Understanding LRRC59's complete protein interaction network requires multi-faceted approaches:

• Domain-specific interaction mapping:

  • Leucine-rich repeat domain interactions

  • Transmembrane domain associations

  • C-terminal luminal domain binding partners

• Compartment-specific interactome analysis:

  • ER membrane interactions versus inner nuclear membrane interactions

  • Proximity labeling approaches (BioID, APEX) to capture transient interactions in specific cellular compartments

  • Fractionation-based comparative proteomics

• Dynamic interaction profiling:

  • Stimulus-dependent interaction changes (growth factors, stress conditions)
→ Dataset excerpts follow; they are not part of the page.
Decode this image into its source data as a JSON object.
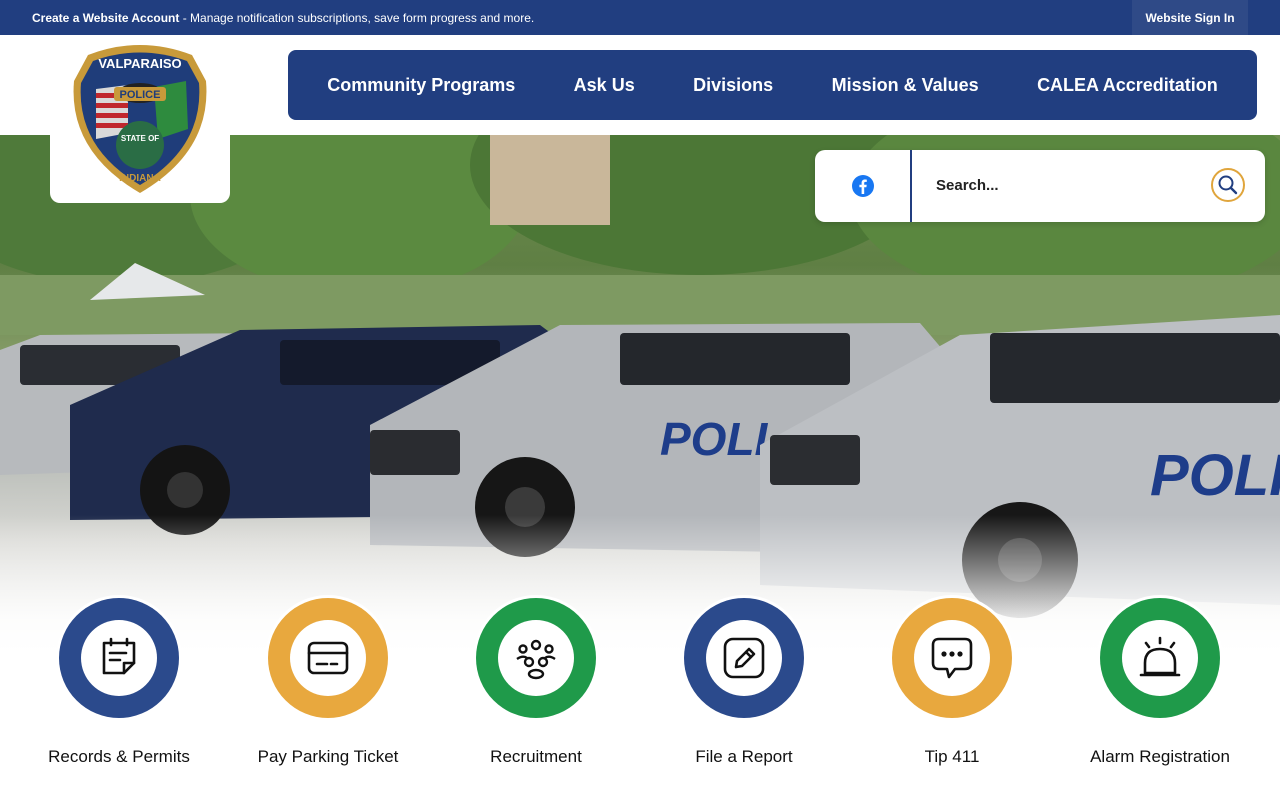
{
  "topbar": {
    "notice_bold": "Create a Website Account",
    "notice_rest": " - Manage notification subscriptions, save form progress and more.",
    "signin_label": "Website Sign In"
  },
  "logo": {
    "top_text": "VALPARAISO",
    "badge_text": "POLICE",
    "state_text": "STATE OF",
    "bottom_text": "INDIANA"
  },
  "nav": {
    "items": [
      {
        "label": "Community Programs"
      },
      {
        "label": "Ask Us"
      },
      {
        "label": "Divisions"
      },
      {
        "label": "Mission & Values"
      },
      {
        "label": "CALEA Accreditation"
      }
    ]
  },
  "search": {
    "placeholder": "Search...",
    "facebook_icon": "facebook-icon",
    "search_icon": "search-icon"
  },
  "quick_links": [
    {
      "label": "Records & Permits",
      "icon": "document-note-icon",
      "color": "#2b4a8c"
    },
    {
      "label": "Pay Parking Ticket",
      "icon": "card-icon",
      "color": "#e8a83e"
    },
    {
      "label": "Recruitment",
      "icon": "people-icon",
      "color": "#1f9a4a"
    },
    {
      "label": "File a Report",
      "icon": "edit-pencil-icon",
      "color": "#2b4a8c"
    },
    {
      "label": "Tip 411",
      "icon": "chat-bubble-icon",
      "color": "#e8a83e"
    },
    {
      "label": "Alarm Registration",
      "icon": "alarm-bell-icon",
      "color": "#1f9a4a"
    }
  ],
  "colors": {
    "primary_blue": "#213e80",
    "gold": "#e8a83e",
    "green": "#1f9a4a"
  }
}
  • Cell cycle-dependent interaction variations

  • Differentiation or disease progression-associated alterations

• Technical considerations:

  • Membrane protein-specific pull-down conditions

  • Crosslinking strategies to capture transient interactions

  • Label-free quantification versus isotope labeling approaches

  • Validation through orthogonal methods (co-immunoprecipitation, FRET, PLA)

• Network integration:

  • Combining experimental interaction data with predictive algorithms

  • Integration with transcriptional networks and signaling pathways

  • Systems biology modeling of LRRC59-centered networks

This comprehensive approach would help resolve existing contradictions and provide a more complete understanding of LRRC59's functional roles across cellular compartments and disease states.